One of the most interesting exercises made possible by Hull’s admirable text is to see how the professional philosophers and methodologists of science faced Darwinism. Many of his great admirers will be pleased to know that C. S. Peirce comes out splendidly, for not only did he describe Darwin’s hypothesis as “one of the most ingenious and pretty ever devised,” but also—and much more important—he recognized at once what it took most Darwinians something like fifty years to discover themselves: Darwin’s theory of evolution by natural selection was essentially statistical and based on population-dynamics, i.e., was Maxwellian rather than Newtonian in theoretical structure. The reason Darwinians took at least fifty years to make this discovery for themselves was, as G. G. Simpson has pointed out, because of a typological or “dynastic” habit of thinking of the evolutionary process as one in which one ruling organism succeeded another much as one monarch succeeded another on European thrones, the whole process being set out in a family tree.
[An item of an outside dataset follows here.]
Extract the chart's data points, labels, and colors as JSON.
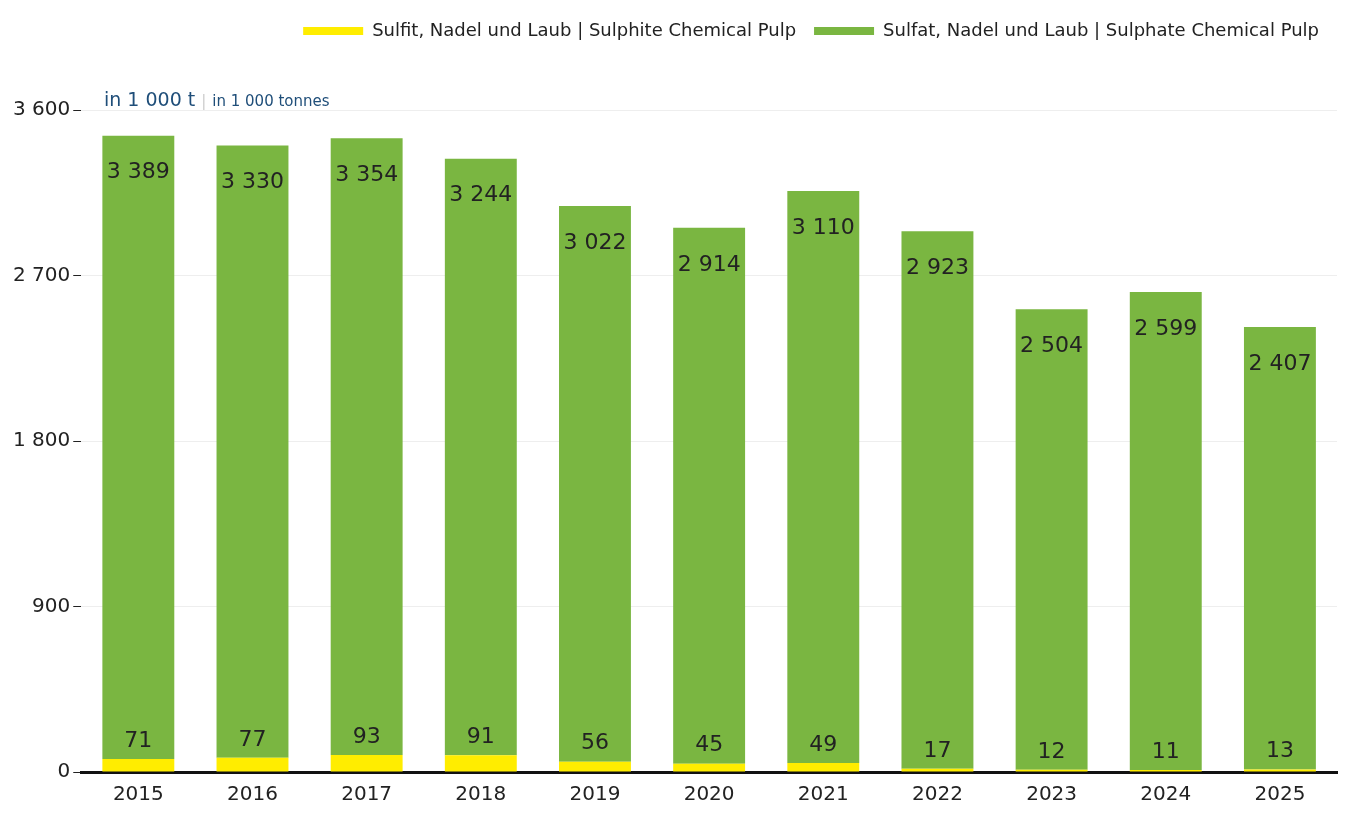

In spite of his clear grasp of what we should nowadays call the “hypothetico-deductive method,” William Whewell’s appraisal of Darwin was disappointing, and one cannot help the uneasy feeling that such a prominent pillar of the establishment as the Master of Trinity College, Cambridge, would have thought it advisable to be seen to be on good terms with God. Sir John Herschel was a very influential writer on methodology in his day; he influenced Charles Darwin and, indeed, fired him with enthusiasm for the idea of adding still further to the majestic structure of science. But Herschel, too, had a God to placate: Francis Bacon, the awe-inspiring philosopher of the scientific revolution. Perhaps John Stuart Mill comes out best; but although he endorses the legitimacy of Darwin’s procedure in following the “Logic of Discovery” he chides Darwin, as everybody else did, for having failed to provide proof.
One of the strengths of Hull’s book is that he writes learnedly and in some detail on the logic of scientific method. On some subjects, for example the shortcomings of the pyramidal model of scientific structure in which axioms are seen as the tip of the pyramid and a multitude of particulars form its base, he is particularly good. The only thing that a critic determined to find fault as an earnest of impartiality would find to object to in Hull is that his prose style is a little heavy. He needs to be a little more pétillant, not in spite of but because of the gravity of the subject with which he deals.